Earlier, whenever we used to go to a doctor, he used to check our weight as well. But over time, checking and keeping a tab on the weight became a daily habit. The reason being your weight can act as a great determiner of how healthy you are! But it is not just the weight but your body mass index (BMI) which can say a lot about your health and your risk of health problems. This is what we will be explaining in today’s know your numbers.
What is BMI?
BMI is a measure of a person’s body fat as a result of the weight in relation to the height. It is commonly used to classify adult men and women as underweight, overweight or obese. It applies to men and women over 20 years of age; for teens and children aged 2 and above BMI percentile is the best measure to assess body fat. In children, BMI varies with age, gender and pubertal stage.
How to calculate BMI?
The BMI is calculated as:
BMI = body weight (in kgs)/[height (meters)] squared
What is Normal BMI?
According to the World Health Organization (WHO), Body mass index is classified into four major categories:
Underweight: 15 – 19.9
Normal: 20 – 24.9
Overweight: 25 – 29.9
Obese: Greater than or equal to 30
For example, an individual with a BMI in the range of 15 – 19.9 would be considered as underweight and normal if the BMI is in the range of 20 – 24.9.
Obesity was further classified into three major classes with values as follows:
Class I obesity: 30 – 34.9
Class II obesity: 35 – 39.9
Class III obesity: greater than or equal to 40
However, there is a suggestion for diagnosing overweight and obesity using Body Mass Index (BMI) cut-offs of 23 kg/m2 and 25 kg/m2, respectively, for Indians as per the Consensus Guidelines for Asian Indians (2009).
Also, according to a study in the American Diabetes Association the BMI cut-off point for screening overweight or obese Asian Americans for prediabetes and type 2 diabetes was changed to 23 kg/m2 (vs. 25 kg/m2 ) because this population is at an increased risk for diabetes at lower BMI levels relative to the general population.

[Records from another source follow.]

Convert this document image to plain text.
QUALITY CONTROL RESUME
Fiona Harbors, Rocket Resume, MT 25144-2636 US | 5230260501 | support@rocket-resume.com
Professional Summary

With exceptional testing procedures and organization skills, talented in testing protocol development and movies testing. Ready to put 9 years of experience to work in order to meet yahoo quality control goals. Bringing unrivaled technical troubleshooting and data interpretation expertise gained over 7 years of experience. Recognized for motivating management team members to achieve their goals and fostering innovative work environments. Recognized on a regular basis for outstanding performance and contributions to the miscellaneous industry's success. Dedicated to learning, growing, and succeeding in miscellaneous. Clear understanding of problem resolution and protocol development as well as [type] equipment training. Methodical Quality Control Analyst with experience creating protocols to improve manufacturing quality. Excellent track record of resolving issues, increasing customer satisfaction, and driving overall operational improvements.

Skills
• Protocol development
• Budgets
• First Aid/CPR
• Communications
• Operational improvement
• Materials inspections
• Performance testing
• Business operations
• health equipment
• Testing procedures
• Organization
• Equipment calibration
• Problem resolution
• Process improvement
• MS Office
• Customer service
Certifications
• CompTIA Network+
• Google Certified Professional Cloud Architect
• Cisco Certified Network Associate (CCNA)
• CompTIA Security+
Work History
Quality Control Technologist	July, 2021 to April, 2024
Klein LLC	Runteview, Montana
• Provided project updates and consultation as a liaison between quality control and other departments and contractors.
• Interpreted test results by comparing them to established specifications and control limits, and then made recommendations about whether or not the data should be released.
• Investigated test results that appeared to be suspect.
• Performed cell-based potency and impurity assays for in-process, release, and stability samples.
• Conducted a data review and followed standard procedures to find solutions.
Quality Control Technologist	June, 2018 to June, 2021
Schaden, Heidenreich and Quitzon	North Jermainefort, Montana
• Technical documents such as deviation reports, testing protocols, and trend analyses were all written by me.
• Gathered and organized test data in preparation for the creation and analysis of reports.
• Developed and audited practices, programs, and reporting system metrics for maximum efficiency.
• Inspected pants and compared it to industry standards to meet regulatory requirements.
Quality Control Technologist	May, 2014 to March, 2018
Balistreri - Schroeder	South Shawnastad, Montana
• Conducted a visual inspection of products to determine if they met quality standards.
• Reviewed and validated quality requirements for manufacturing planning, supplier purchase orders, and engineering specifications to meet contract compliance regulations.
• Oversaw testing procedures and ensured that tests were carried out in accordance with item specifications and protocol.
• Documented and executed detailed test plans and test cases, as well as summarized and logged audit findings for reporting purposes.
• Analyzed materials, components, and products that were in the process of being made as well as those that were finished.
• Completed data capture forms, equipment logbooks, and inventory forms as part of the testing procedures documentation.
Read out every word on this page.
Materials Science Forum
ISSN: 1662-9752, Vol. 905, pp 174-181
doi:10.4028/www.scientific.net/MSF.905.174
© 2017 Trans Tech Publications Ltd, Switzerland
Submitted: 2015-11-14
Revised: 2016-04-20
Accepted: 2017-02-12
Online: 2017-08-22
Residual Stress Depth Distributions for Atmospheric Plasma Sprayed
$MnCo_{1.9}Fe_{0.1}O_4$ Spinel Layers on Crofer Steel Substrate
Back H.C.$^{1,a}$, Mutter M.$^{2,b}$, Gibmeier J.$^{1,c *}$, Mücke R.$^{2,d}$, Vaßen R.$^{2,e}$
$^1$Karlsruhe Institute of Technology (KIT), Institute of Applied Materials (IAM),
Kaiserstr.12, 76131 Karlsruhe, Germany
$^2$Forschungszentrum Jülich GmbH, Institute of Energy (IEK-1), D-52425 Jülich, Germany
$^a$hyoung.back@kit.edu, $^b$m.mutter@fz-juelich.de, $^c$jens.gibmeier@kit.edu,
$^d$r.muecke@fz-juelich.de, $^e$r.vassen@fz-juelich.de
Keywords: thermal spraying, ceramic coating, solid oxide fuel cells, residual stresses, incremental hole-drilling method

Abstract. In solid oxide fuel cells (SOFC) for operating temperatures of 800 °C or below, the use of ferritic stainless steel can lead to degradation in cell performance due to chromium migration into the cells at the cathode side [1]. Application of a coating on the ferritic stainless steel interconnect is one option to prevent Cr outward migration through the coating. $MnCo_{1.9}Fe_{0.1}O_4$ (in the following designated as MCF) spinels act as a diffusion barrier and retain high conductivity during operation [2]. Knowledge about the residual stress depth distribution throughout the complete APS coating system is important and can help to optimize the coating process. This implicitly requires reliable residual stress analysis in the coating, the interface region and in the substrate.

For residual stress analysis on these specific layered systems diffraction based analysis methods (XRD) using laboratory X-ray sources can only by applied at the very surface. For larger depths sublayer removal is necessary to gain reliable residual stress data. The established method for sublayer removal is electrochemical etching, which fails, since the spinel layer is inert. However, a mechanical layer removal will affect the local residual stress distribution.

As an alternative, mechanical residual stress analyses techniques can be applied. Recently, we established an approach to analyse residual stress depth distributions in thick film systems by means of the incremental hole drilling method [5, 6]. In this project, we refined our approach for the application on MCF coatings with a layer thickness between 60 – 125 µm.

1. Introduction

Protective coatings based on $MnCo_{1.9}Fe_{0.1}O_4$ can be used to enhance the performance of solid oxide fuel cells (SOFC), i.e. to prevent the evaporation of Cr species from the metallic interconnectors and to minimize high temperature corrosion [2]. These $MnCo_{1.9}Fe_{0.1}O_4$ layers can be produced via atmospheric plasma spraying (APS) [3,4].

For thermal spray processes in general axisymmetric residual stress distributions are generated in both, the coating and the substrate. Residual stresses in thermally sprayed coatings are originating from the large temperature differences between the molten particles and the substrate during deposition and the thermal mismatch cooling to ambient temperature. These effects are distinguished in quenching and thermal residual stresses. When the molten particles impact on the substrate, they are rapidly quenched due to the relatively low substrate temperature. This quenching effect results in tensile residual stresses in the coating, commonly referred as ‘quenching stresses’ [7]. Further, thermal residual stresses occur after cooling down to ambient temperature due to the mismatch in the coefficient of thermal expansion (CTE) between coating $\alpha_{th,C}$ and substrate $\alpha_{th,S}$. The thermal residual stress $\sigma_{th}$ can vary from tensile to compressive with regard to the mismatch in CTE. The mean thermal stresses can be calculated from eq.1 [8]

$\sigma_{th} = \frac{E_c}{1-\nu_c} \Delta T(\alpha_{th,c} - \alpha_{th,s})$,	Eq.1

Therefore, we recommend that you follow the stringent BMI guidelines recommended by your physician, especially if you are at risk for diabetes.
As per a 2015 study published in the Journal Nutrition Today, there has been an increase in BMI in the general population over the past several decades. As the mortality rates increase with increasing degrees of overweight and obesity, it is important to keep a close tab on your BMI & weight.
The higher the body mass index, the higher the risk of various metabolic diseases such as:
-High blood pressure
-Type 2 diabetes
-Coronary artery disease
-Polycystic Ovarian Syndrome (PCOS)
The body mass index is considered as a poor indicator of percent of body fat, however it is commonly used as a risk factor for various health problems.
Nuttall FQ. Body Mass Index: Obesity, BMI, and Health: A Critical Review. Nutr Today. 2015 May;50(3):117-128.
BMI Table. Clinical Guidelines on the Identification, Evaluation, and Treatment of Overweight and Obesity in Adults: The Evidence Report.
Consensus Statement for Diagnosis of Obesity, Abdominal Obesity and the Metabolic Syndrome for Asian Indians and Recommendations for Physical Activity, Medical and Surgical Management
American Diabetes Association: Standards for medical care in diabetes—2015. Diabetes Care 2015;38(Suppl 1):S1–S94.
Misra A. Ethnic-Specific Criteria for Classification of Body Mass Index: A Perspective for Asian Indians and American Diabetes Association Position Statement. Diabetes Technol Ther. 2015; 669p
Aziz N, Kallur SD, Nirmala PK.Implications of the revised consensus body mass indices for Asian Indians on clinical obstetric practice.J Clin Diagn Res.2014;8(5):OC01–OC03.